9While intellectuals have considered binary themes such as inclusion/exclusion, proximity/otherness, brotherhood/extraneousness to the community of citizens, the literary representation of exile and refugees seems quite articulated and irreducible to a single definition. This is one of the conclusions of the essay by Amandine Gouttefarde, which opens this dossier on political refugees. Through an overview of the literary sources with the aim of investigating the typology of exiles as literary characters, Gouttefarde identifies three different prototypes of phygades, which seem to occur more often in a specific literary tradition, being inevitably conditioned by the rules of the genre to which they belong. Thus, the exile persecuted by fate, often represented as an individual torn apart by the uncertainty of being able to find a place that welcomes him, or persecuted by those who drove him out of the country, living a miserable life, always in need of everything, is recurrent in tragedy. So, the characters in myth weep on the scene, complained about their condition, were compared to domestic animals, defenseless and querulous, such as birds, to indicate weakness, or to wild beasts, whose ferocity, which needs to be tamed, justified their enslavement.

10Nevertheless, this representation mostly concerns the heroes of the myth. Instead, the historical exiles are characterized by recklessness and activism. Acting frequently in groups, the conduct of the fellow exiles is qualified as violent and destructive in historiographical sources: sometimes assimilated to mercenaries, these exiles represented a problem for the cities of origin, but their ambivalence allowed Plato to define them as heroes. Although far less frequent, the typology of the exile thinker, who chose exile as a form of protest against the political line of his home country that he judged to be unworthy and corrupt, appears above all in philosophical reflection. This form of exile, however, did not correspond to a definitive severing of the ties with his country of origin, but it consists in choosing a privileged condition for the intellectual to reflect on the limits of politics.

11Some essays focus on the request to return home by refugees. This is the case of Pindar’s fourth Pythian Ode, of which Dennis Alley offers a new historical reading. The poem, which develops the request for the repatriation from the political exile Demophilus, who was removed from Arcesilaus IV, the King of Cyrene, resorts to myth to represent the strategies used to ensure his return home.
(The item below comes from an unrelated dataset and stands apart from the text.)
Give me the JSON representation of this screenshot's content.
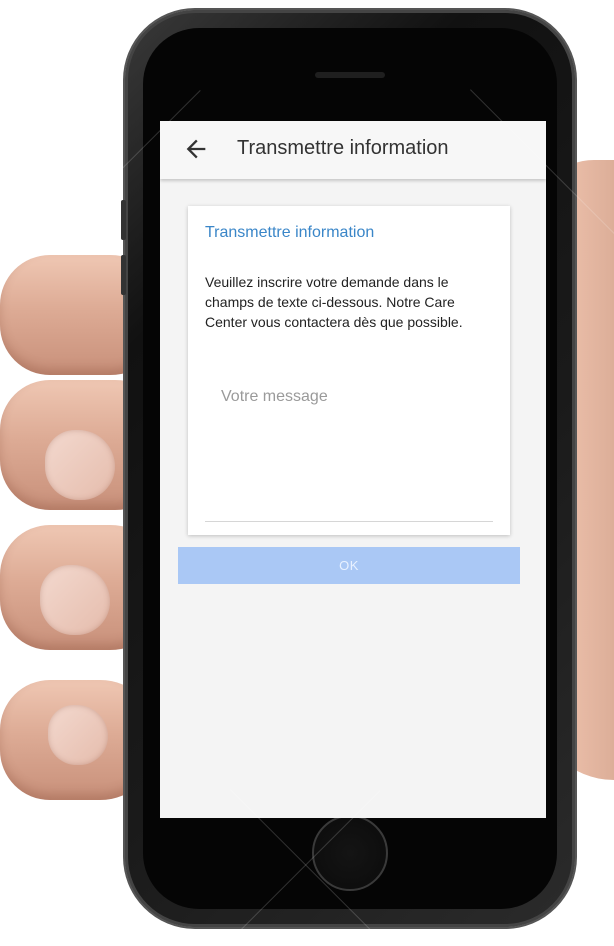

Through the analysis of Jason’s conduct, Alley maintains that the hero, avoiding resorting to violence to gain his kathodos, made it clear that his intention was not to bring down the kingdom of Pelias, but to obtain repatriation by negotiating it with his interlocutor.

12Moving between history and literature, Benjamin Gray offers a substantial contribution to the studies on refugees’ political agency, applying to the Greek world interpretative paradigms employed in the analysis of the activism of the twentieth century’s refugees. The author considers refugees’ recourse to collective memory and shared historical traditions as an important means of overcoming the obstacles to the agency due to the exile. Ancient refugees did not limit themselves to resorting to the past, but they shaped past traditions to strengthen their own prerogatives, in a way that could be defined as an example of “intentional history”. This strategy was aimed both at preserving their identity and cohesion even in exile and at building connections with other interlocutors, so claiming a specific role for them within a wider pan-Hellenic network. This theoretical framework is applied to concrete cases, belonging to a wide time span and to different geographical contexts, relating both to the period of exile and to its commemoration after returning home. In most cases, refugees recurred to the past in order to continue having a voice even in exile.
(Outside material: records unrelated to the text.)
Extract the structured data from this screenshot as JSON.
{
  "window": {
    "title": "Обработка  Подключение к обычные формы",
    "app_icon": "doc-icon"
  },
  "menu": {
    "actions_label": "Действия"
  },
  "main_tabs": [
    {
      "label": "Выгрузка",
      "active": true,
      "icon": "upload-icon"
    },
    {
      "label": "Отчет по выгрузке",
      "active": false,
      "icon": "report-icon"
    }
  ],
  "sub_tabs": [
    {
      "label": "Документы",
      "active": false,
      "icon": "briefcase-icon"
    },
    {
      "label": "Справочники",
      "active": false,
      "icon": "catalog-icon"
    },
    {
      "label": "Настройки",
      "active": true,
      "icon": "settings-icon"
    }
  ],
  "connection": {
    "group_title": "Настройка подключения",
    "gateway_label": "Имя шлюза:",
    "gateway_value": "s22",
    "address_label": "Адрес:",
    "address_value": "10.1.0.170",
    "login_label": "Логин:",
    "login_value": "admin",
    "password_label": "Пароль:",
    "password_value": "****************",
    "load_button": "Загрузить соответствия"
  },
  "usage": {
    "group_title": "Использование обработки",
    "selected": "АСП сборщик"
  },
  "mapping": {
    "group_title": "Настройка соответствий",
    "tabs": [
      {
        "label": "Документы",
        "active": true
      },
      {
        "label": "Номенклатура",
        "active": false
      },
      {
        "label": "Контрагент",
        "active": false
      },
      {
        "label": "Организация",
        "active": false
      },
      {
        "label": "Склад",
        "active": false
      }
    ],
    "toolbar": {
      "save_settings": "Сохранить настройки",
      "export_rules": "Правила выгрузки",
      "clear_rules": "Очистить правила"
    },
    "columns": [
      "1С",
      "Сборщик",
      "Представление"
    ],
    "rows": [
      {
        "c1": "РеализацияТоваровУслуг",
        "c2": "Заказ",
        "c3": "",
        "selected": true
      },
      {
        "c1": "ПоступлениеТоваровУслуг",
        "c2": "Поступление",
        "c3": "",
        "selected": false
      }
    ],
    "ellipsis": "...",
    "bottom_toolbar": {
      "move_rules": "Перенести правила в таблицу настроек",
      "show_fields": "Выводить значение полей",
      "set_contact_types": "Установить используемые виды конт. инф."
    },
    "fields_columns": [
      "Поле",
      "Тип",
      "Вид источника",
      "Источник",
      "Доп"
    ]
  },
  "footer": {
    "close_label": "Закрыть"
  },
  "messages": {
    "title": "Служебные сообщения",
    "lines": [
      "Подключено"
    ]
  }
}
13This is surely true of the so-called famous refugees, leading figures of their poleis of origin, who, for various reasons, were forced to flee into exile, where they continued to live as protagonists of the political scene. This applies to the Alcmeonid genos, when they experienced the status of refugees in Delphoi between 514 and 511 BC. Francesco Mari attempts to reconstruct the history of their exile, paying great attention to the tradition about Pythia’s corruption by Cleisthenes. He argues that such an accusation against the Alcmeonids was arisen in Delphoi after the Thessalians gained control of the Amphyctionic council. Hence, the desire to free Apollo from the blame to support the cause of these Athenian refugees could have given rise to the issue of corruption making it necessary to place all responsibility on a single person, the Pythia. In any case, one should point out how the Alcmeonids were able to preserve their prestige even as refugees, resorting to a broad range of contacts that was useful also for the purposes of their return home.
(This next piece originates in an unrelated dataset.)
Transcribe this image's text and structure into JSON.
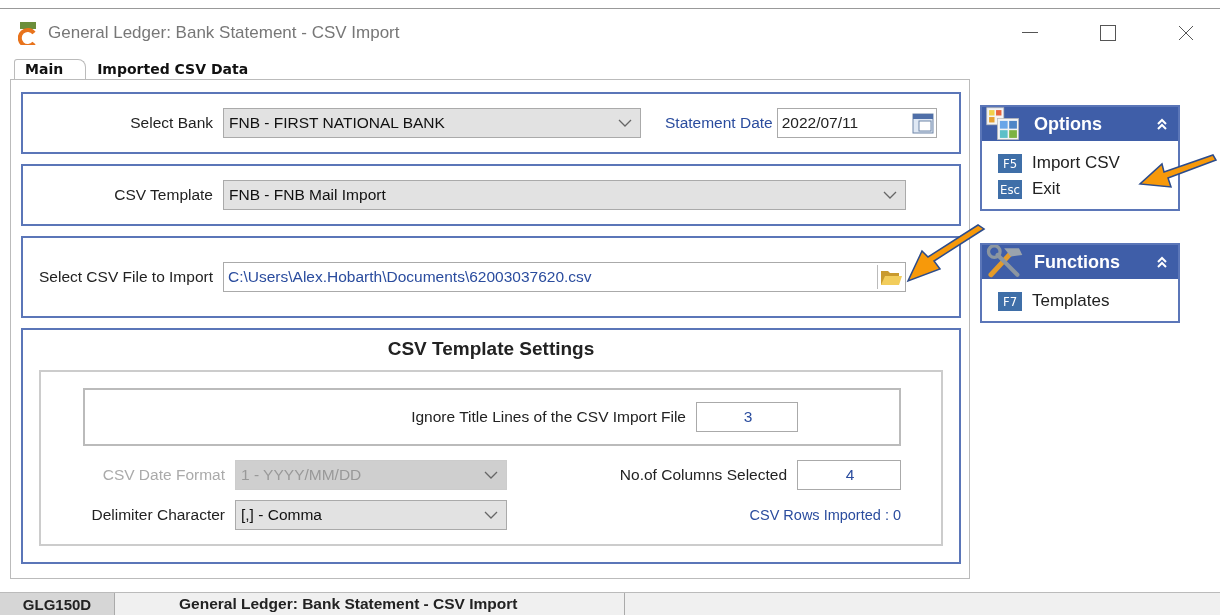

14Something similar can be said of those Athenian generals, Themistocles and Cimon, whose Gabriella Vanotti has studied the cross destinies. Vanotti analyses the direct and indirect relations between these two figures with particular attention to the original collaboration on the eve of the battle of Salamina and the comparative analysis of their exiles. Their destinies as refugees appear to be quite different: while Themistocles was destined to die in Asia, the Athenians recalled Cimon from his exile, maybe encouraged to do it by the memory of his prominence. If Themistokles, once he left Athens, was welcomed with great honour in Persia, there were many Persian citizens who made the opposite journey, moving to Greece in search of refuge. Paolo A. Tuci has collected the evidence relating to these Persian citizens, whose presence in Greece is attested in a wide period from the Persian wars to the reign of Philip II, trying to verify if they were refugees or ordinary immigrants. After illustrating all the cases according to the destination of the exile - Athens, Peloponnese, Macedonia - the author tries to explain the choice of destination, the reasons behind their forced exile or voluntary departure from Persia, the social extraction of refugees, their involvement in the international political scene. In any case, the reception of Persian individuals in the Greek social structure was not a choice free from political consequences and repercussions for the host communities: hence, Tuci attributes the presence of some resistance to their reception to these difficulties, although the general trend was to support them.

15The framework outlined so far shows a real possibility for refugees to find reception and protection in the host countries. It is precisely for this reason that the attitude of the Spartan king Agesilaus towards some vulnerable groups, such as the children and the elderly, who would have been made homeless and forced into refugee status by defeat in war, is therefore striking. Hans van Wees proposes a new interpretation of a well-known passage from Xenophon’s Agesilaus concerning his campaign in Phrygia, in which the sovereign is praised for his humane treatment of the most defenceless prisoners of war, but, in fact, he does not show any humanitarian concern towards these persons. On the contrary, when he ordered the soldiers of his army to take prisoners, but not to resort to killings, he encouraged a certain trend among the slave traders, who had no qualms about leaving behind the elderly and children, as their sale was not profitable. Agesilaus did not try to put a stop to this phenomenon, which in fact place these prisoners in the condition of new refugees, but he limited himself advising that the older persons took care of the younger ones. Yet, considering the brutality of war in the ancient societies, even a minor gesture such as this could be the object of praise.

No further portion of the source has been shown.